Catholic Theological Union in Chicago hosts a prayer service in the graduate school's atrium with Giving Voice, National Religious Vocation Conference and Communicators for Women Religious during the 2017 National Catholic Sisters Week. (Courtesy of the Benedictine Sisters of Chicago)
National Catholic Sisters Week is back — but with a new organizer, a new name and a new focus.
Now just called Catholic Sisters Week, the sixth annual celebration of Catholic women religious has more than 50 events planned, from small gatherings for pizza and prayer to a huge event at Catholic Theological Union sponsored by six organizations of sister-related groups. The week always begins March 8, International Women's Day, and runs through March 14.
The week, now organized by Communicators for Women Religious, is less about honoring sisters and more about honoring sisters' charisms and how we can share them, said Sr. Linda Romey, a Benedictine Sister of Erie, Pennsylvania, and the chair of the committee organizing the event. Communicators for Women Religious is a professional organization of personnel responsible for communications within Catholic religious congregations of women.
The group dropped the "national" from National Catholic Sisters Week because the group does have some international members.
"We're not trying to be international by any means, but we want to acknowledge we're not just the United States, either," Romey said.
The annual celebration had been part of the National Catholic Sisters Project, which was funded by the Conrad N. Hilton Foundation, which helps fund Communicators for Women Religious (and funds Global Sisters Report), but that grant ran out last year.
"CWR is a natural fit and we're grateful for their commitment to move National Catholic Sisters Week forward and build on the good work that's been done in the last six years," said Sr. Ann Oestreich, a member of the Sisters, Servants of the Immaculate Heart of Mary and national coordinator of the National Catholic Sisters Project, in a statement in September, when the change was announced. "We have great confidence in them and are excited for NCSW to develop a broader reach."
Romey said while the incredible accomplishments of women religious need to be honored, the question today is how laypeople are called to participate in those charisms.
"Our hope is that we can celebrate women religious, but also have an expanded, transformed understanding of their commitment, their passion, their charisms," she said. "How can we support them in new ways?"
Benedictine Sr.
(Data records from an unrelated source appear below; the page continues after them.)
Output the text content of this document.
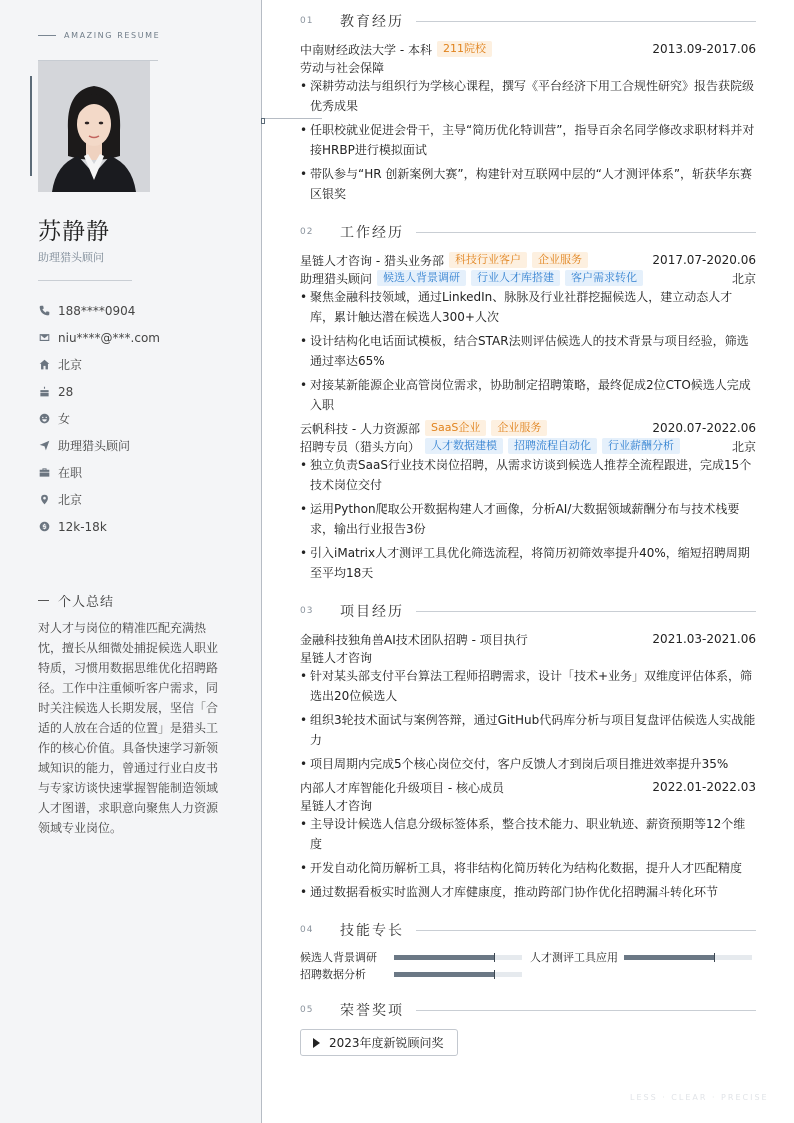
AMAZING RESUME
苏静静
助理猎头顾问
188****0904
niu****@***.com
北京
28
女
助理猎头顾问
在职
北京
12k-18k
个人总结
对人才与岗位的精准匹配充满热忱，擅长从细微处捕捉候选人职业特质，习惯用数据思维优化招聘路径。工作中注重倾听客户需求，同时关注候选人长期发展，坚信「合适的人放在合适的位置」是猎头工作的核心价值。具备快速学习新领域知识的能力，曾通过行业白皮书与专家访谈快速掌握智能制造领域人才图谱，求职意向聚焦人力资源领域专业岗位。
01	教育经历
中南财经政法大学 - 本科	211院校	2013.09-2017.06
劳动与社会保障
• 深耕劳动法与组织行为学核心课程，撰写《平台经济下用工合规性研究》报告获院级优秀成果
• 任职校就业促进会骨干，主导“简历优化特训营”，指导百余名同学修改求职材料并对接HRBP进行模拟面试
• 带队参与“HR 创新案例大赛”，构建针对互联网中层的“人才测评体系”，斩获华东赛区银奖
02	工作经历
星链人才咨询 - 猎头业务部	科技行业客户	企业服务	2017.07-2020.06
助理猎头顾问	候选人背景调研	行业人才库搭建	客户需求转化	北京
• 聚焦金融科技领域，通过LinkedIn、脉脉及行业社群挖掘候选人，建立动态人才库，累计触达潜在候选人300+人次
• 设计结构化电话面试模板，结合STAR法则评估候选人的技术背景与项目经验，筛选通过率达65%
• 对接某新能源企业高管岗位需求，协助制定招聘策略，最终促成2位CTO候选人完成入职
云帆科技 - 人力资源部	SaaS企业	企业服务	2020.07-2022.06
招聘专员（猎头方向）	人才数据建模	招聘流程自动化	行业薪酬分析	北京
• 独立负责SaaS行业技术岗位招聘，从需求访谈到候选人推荐全流程跟进，完成15个技术岗位交付
• 运用Python爬取公开数据构建人才画像，分析AI/大数据领域薪酬分布与技术栈要求，输出行业报告3份
• 引入iMatrix人才测评工具优化筛选流程，将简历初筛效率提升40%，缩短招聘周期至平均18天
03	项目经历
金融科技独角兽AI技术团队招聘 - 项目执行	2021.03-2021.06
星链人才咨询
• 针对某头部支付平台算法工程师招聘需求，设计「技术+业务」双维度评估体系，筛选出20位候选人
• 组织3轮技术面试与案例答辩，通过GitHub代码库分析与项目复盘评估候选人实战能力
• 项目周期内完成5个核心岗位交付，客户反馈人才到岗后项目推进效率提升35%
内部人才库智能化升级项目 - 核心成员	2022.01-2022.03
星链人才咨询
• 主导设计候选人信息分级标签体系，整合技术能力、职业轨迹、薪资预期等12个维度
• 开发自动化简历解析工具，将非结构化简历转化为结构化数据，提升人才匹配精度
• 通过数据看板实时监测人才库健康度，推动跨部门协作优化招聘漏斗转化环节
04	技能专长
候选人背景调研	人才测评工具应用
招聘数据分析
05	荣誉奖项
2023年度新锐顾问奖
LESS · CLEAR · PRECISE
Belinda Monahan, vocation minister for the Benedictine Sisters of Chicago, addresses the 2018 National Catholic Sisters Week event crowd before viewing the original film "Monasticism for the 21st Century," which features the Benedictine Sisters of Chicago. (Courtesy of the Benedictine Sisters of Chicago)
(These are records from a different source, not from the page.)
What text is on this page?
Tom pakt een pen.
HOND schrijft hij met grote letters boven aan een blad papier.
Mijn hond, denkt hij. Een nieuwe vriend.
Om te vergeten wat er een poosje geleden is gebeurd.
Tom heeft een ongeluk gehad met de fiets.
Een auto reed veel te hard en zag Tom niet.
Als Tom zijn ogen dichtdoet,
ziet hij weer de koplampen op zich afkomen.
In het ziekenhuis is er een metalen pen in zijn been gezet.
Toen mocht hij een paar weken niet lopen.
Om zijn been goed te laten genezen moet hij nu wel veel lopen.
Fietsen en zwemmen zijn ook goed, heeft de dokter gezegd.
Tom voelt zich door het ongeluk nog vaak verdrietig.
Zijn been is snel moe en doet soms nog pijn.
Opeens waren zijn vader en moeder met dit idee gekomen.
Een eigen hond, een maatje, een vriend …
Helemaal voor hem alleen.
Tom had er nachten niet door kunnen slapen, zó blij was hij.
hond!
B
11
Part of the new vision, Romey said, is a recognition that more and more laypeople are being involved in the work of sisters through volunteer, oblate, associate and other programs. While they may not be called to vowed religious life, they may be called to the same ministry, she added.
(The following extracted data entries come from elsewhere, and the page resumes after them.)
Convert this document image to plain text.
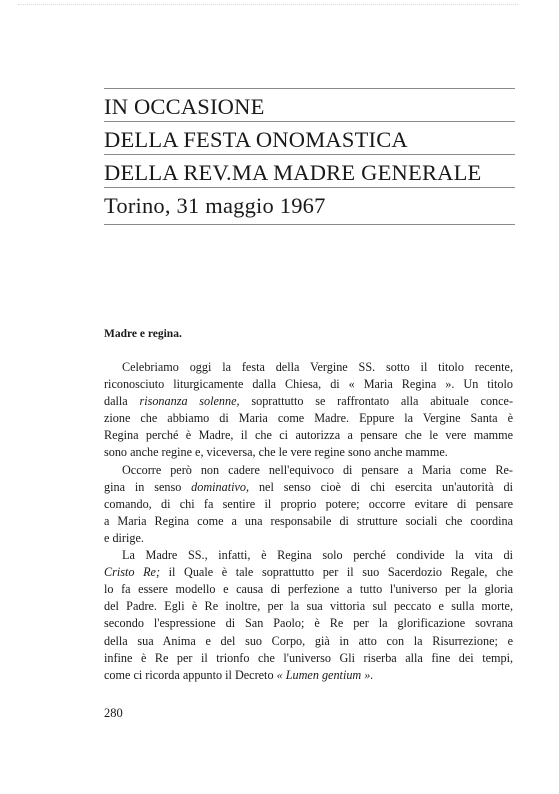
IN OCCASIONE
DELLA FESTA ONOMASTICA
DELLA REV.MA MADRE GENERALE
Torino, 31 maggio 1967
Madre e regina.
Celebriamo oggi la festa della Vergine SS. sotto il titolo recente,
riconosciuto liturgicamente dalla Chiesa, di « Maria Regina ». Un titolo
dalla risonanza solenne, soprattutto se raffrontato alla abituale conce-
zione che abbiamo di Maria come Madre. Eppure la Vergine Santa è
Regina perché è Madre, il che ci autorizza a pensare che le vere mamme
sono anche regine e, viceversa, che le vere regine sono anche mamme.
Occorre però non cadere nell'equivoco di pensare a Maria come Re-
gina in senso dominativo, nel senso cioè di chi esercita un'autorità di
comando, di chi fa sentire il proprio potere; occorre evitare di pensare
a Maria Regina come a una responsabile di strutture sociali che coordina
e dirige.
La Madre SS., infatti, è Regina solo perché condivide la vita di
Cristo Re; il Quale è tale soprattutto per il suo Sacerdozio Regale, che
lo fa essere modello e causa di perfezione a tutto l'universo per la gloria
del Padre. Egli è Re inoltre, per la sua vittoria sul peccato e sulla morte,
secondo l'espressione di San Paolo; è Re per la glorificazione sovrana
della sua Anima e del suo Corpo, già in atto con la Risurrezione; e
infine è Re per il trionfo che l'universo Gli riserba alla fine dei tempi,
come ci ricorda appunto il Decreto « Lumen gentium ».
280
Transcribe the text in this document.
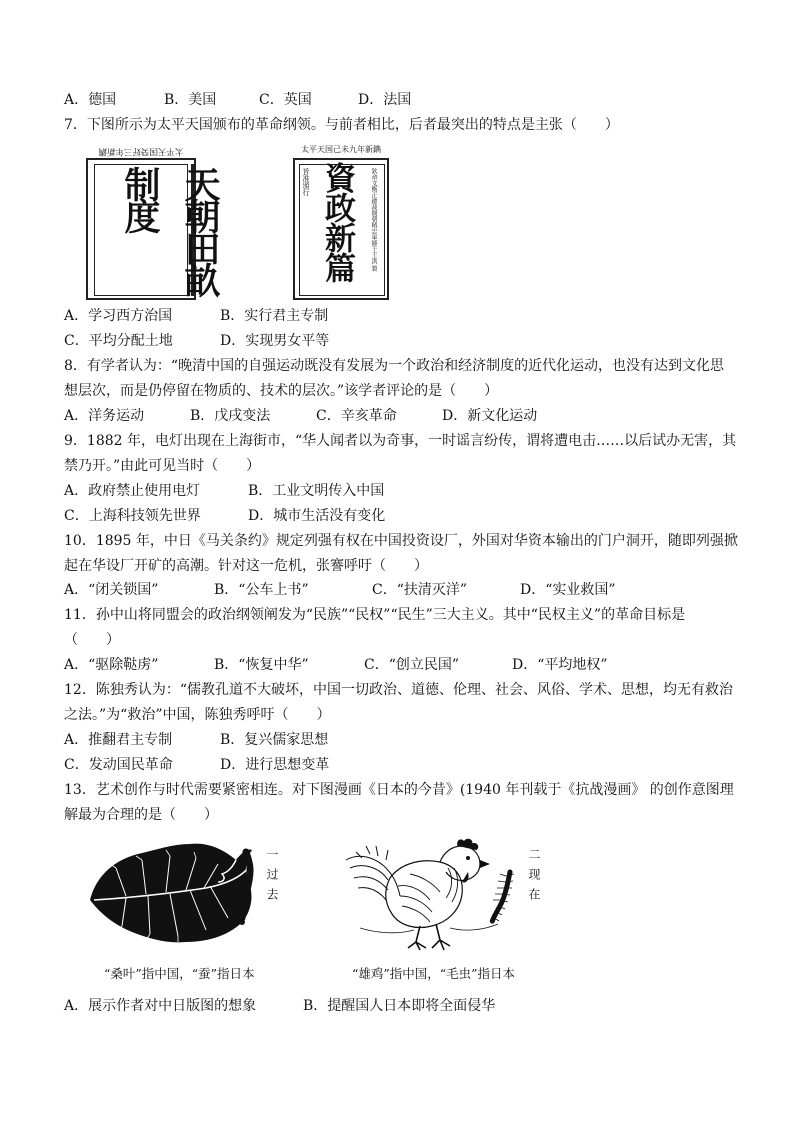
A．德国	B．美国	C．英国	D．法国
7．下图所示为太平天国颁布的革命纲领。与前者相比，后者最突出的特点是主张（　　）
太平天国癸好三年新鐫
天朝田畝制度
太平天国己未九年新鐫
旨准頒行 資政新篇	欽命文衡正總裁開朝精忠軍師干王洪 製
A．学习西方治国	B．实行君主专制
C．平均分配土地	D．实现男女平等
8．有学者认为：“晚清中国的自强运动既没有发展为一个政治和经济制度的近代化运动，也没有达到文化思
想层次，而是仍停留在物质的、技术的层次。”该学者评论的是（　　）
A．洋务运动	B．戊戌变法	C．辛亥革命	D．新文化运动
9．1882 年，电灯出现在上海街市，“华人闻者以为奇事，一时谣言纷传，谓将遭电击……以后试办无害，其
禁乃开。”由此可见当时（　　）
A．政府禁止使用电灯	B．工业文明传入中国
C．上海科技领先世界	D．城市生活没有变化
10．1895 年，中日《马关条约》规定列强有权在中国投资设厂，外国对华资本输出的门户洞开，随即列强掀
起在华设厂开矿的高潮。针对这一危机，张謇呼吁（　　）
A．“闭关锁国”	B．“公车上书”	C．“扶清灭洋”	D．“实业救国”
11．孙中山将同盟会的政治纲领阐发为“民族”“民权”“民生”三大主义。其中“民权主义”的革命目标是
（　　）
A．“驱除鞑虏”	B．“恢复中华”	C．“创立民国”	D．“平均地权”
12．陈独秀认为：“儒教孔道不大破坏，中国一切政治、道德、伦理、社会、风俗、学术、思想，均无有救治
之法。”为“救治”中国，陈独秀呼吁（　　）
A．推翻君主专制	B．复兴儒家思想
C．发动国民革命	D．进行思想变革
13．艺术创作与时代需要紧密相连。对下图漫画《日本的今昔》(1940 年刊载于《抗战漫画》 的创作意图理
解最为合理的是（　　）
一过去
“桑叶”指中国，“蚕”指日本
二现在
“雄鸡”指中国，“毛虫”指日本
A．展示作者对中日版图的想象	B．提醒国人日本即将全面侵华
"The ways we reach people have changed. The ways that we live our call has changed," she said. "So how can we share the traditions, share the charisms, and deepen the bonds? Certainly, we want to encourage young women to consider vowed religious life — that isn't going away — but there's a larger vision, too."
As always, dozens of Catholic Sisters Week events are planned, many of which are online so you can attend regardless of location.
The March 5 women's leadership breakfast in Fond du Lac, Wisconsin, hosted by the Congregation of Sisters of St. Agnes, features a keynote address from Katie Gordon, one of the national organizers of the Nuns and Nones movement, about how congregation foundresses can serve as an inspiration and model of sustainable activism.
Immediately after the breakfast, Gordon will facilitate a Nuns and Nones gathering between 10 nuns and 10 "nones," the first of its kind in Fond du Lac.
Benedictine Sr. Belinda Monahan, second from left, and Benedictine Sr. Benita Coffey, right, gather with guests for a National Catholic Sisters Week event of making knitted goods to donate to charity in 2017. (Courtesy of the Benedictine Sisters of Chicago)
The Sisters of St. Dominic of Blauvelt, New York, and the Dominican Sisters of Sparkill, New York, will host a March 11 Facebook Live interview, "A Candid Conversation About Religious Life Today," where they will answer questions about their vocation journeys and ministry experiences.
Ultimately, Romey said, organizers hope the events will help form a new kind of community between laypeople and sisters, where people from a multitude of backgrounds, experiences and roles in the church can support each other in their common call.
"I am excited about it," she said. "When you belong to a community, you have a safety net."